Nun stellen wir einwandfrei fest, dass es deutsche Soldaten sind. Aufrecht gehen wir aufeinander zu, begrüßen uns mit lautem Hallo, schütteln uns kräftig die Hände und schlagen uns gegenseitig vor lauter Freude auf die Schultern.

Es sind Kameraden der 45. Infanteriedivision (unter General Schlieper). Sie bilden den rechten Flügel der 2. Armee und haben ihre Vormarschrichtung von Osten nach Norden geändert. Sie stieß hier unweit von Haboldeka mit uns zusammen. Durch diese Vereinigung sind Teile des LXVI. sowjetischen Schützenkorps eingeschlossen worden. Es sind Verbände der 43. und 47. Kavalleriedivision.

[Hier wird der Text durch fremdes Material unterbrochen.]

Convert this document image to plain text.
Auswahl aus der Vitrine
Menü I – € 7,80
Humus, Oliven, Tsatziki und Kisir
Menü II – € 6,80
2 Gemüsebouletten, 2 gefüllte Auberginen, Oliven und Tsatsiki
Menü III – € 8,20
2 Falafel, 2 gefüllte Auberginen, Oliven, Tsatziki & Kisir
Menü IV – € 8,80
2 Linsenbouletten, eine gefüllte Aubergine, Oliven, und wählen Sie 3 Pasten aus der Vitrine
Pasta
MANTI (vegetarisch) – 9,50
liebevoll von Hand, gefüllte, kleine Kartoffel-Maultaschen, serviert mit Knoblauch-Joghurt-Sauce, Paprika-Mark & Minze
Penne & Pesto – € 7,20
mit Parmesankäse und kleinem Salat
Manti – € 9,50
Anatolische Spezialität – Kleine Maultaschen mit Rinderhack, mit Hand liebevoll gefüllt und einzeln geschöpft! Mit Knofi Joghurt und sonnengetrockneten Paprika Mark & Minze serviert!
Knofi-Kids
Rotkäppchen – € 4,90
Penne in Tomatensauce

Die Soldaten der 45. Infanteriedivision ziehen mit uns in Haboldeka hinein und beziehen dort Stellung und Quartier. Nach kurzer Rast in dem Dorf verabschieden wir uns von ihnen und verlassen in zügigem Tempo den Ort, um die vor uns liegende 45 Kilometer lange Strecke bis zu unserem Regiment 470 noch vor Einbruch der Dunkelheit zu überwinden. Gegen 22:00 Uhr sind wir wieder bei unseren Kameraden, die uns mit großem Jubel empfangen.

Es war kein allzu schwerer Kampftag, aber ein anstrengender und die Nerven belastender Tag, den unser Leutnant Raff mit seinen Männern gut hinter sich gebracht hat.